Hallo,
nehmen wir mal an, Jason-Kevin (Schüler)ist seit dem letzten Jahr in einem geringfügigen Arbeitsverhältnis (also unter 400€ Bruttolohn) beschäftigt.
In jedem Monat lag der Bruttolohn unter der 400€-Grenze. Vom Bruttolohn wurden ihm jedes mal neben dem Solidaritätszuschlag und der Kirchensteuer etwa 13,8% vom Gesamtbrutto in Form von Lohnsteuern abgezogen - ist das nicht zu viel?
ich war der Meinung, dass ein 400€-Job quasi lohnsteuerfrei ist… Jason-Kevin ist übrigens in Lohnsteuerklasse I eingeordnet.
Wenn ich richtig liege - wie kann sich Jason-Kevin die abgezogene Steuer zurückholen, was für eine Steuererklärung muss er dann wie schreiben?
Danke für hilfreiche Antworten,
Gruß, Clemens (der von den betreffenden Wikipedia-Artikeln eher verwirrt als aufgeklärt wurde…)
dann urde es weder als echter Minijob noch mit Steuerklasse I abgerechnet, sondern mit Steuerklasse VI. Was hat der Schüler denn seinem Arbeitgeber für Unterlagen gegeben?
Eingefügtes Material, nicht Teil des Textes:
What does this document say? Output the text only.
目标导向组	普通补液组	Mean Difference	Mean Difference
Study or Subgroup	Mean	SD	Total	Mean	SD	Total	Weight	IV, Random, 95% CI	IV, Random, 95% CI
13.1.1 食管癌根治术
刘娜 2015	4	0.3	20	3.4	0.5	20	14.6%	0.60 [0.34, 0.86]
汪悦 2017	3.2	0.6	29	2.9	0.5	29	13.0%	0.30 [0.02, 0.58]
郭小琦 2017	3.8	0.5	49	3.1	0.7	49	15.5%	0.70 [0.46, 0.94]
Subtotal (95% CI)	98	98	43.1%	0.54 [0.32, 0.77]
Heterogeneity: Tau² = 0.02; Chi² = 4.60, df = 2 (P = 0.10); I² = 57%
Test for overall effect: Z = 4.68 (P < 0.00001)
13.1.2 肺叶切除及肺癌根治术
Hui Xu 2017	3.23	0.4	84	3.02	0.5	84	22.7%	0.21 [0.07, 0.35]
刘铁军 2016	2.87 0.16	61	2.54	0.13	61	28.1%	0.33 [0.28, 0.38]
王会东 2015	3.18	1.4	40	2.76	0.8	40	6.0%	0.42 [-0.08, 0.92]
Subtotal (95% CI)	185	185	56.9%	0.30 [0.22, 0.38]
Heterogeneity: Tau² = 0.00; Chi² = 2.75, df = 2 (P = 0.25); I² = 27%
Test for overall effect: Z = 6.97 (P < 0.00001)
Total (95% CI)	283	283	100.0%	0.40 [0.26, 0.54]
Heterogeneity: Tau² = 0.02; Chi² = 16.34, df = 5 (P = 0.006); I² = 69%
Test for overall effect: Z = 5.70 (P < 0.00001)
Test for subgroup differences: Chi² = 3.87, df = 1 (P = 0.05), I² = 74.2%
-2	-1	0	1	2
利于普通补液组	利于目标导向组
Vermutlich gar keine - dann hat AG alles richtig gemacht - aus seiner Sicht!
Wie bereits geschrieben wurde, hat hier der Arbeitgeber wohl irgendwie nicht ganz so abgerechnet, wie es hätte sein sollen (wenn wirklich Lohnsteuer und nicht irgendwelche SV-Beiträge einbehalten worden sind). Die zu viel gezahlte Lohnsteuer kann sich der Schüler dann vom Finanzamt zurückholen indem er einfach für sich selbst eine Einkommensteuer-Erklärung abgibt.
Durch die Angaben auf der Anlage Kind in der Steuererklärung der Eltern, wird die Steuererklärung des Schülers nicht ersetzt.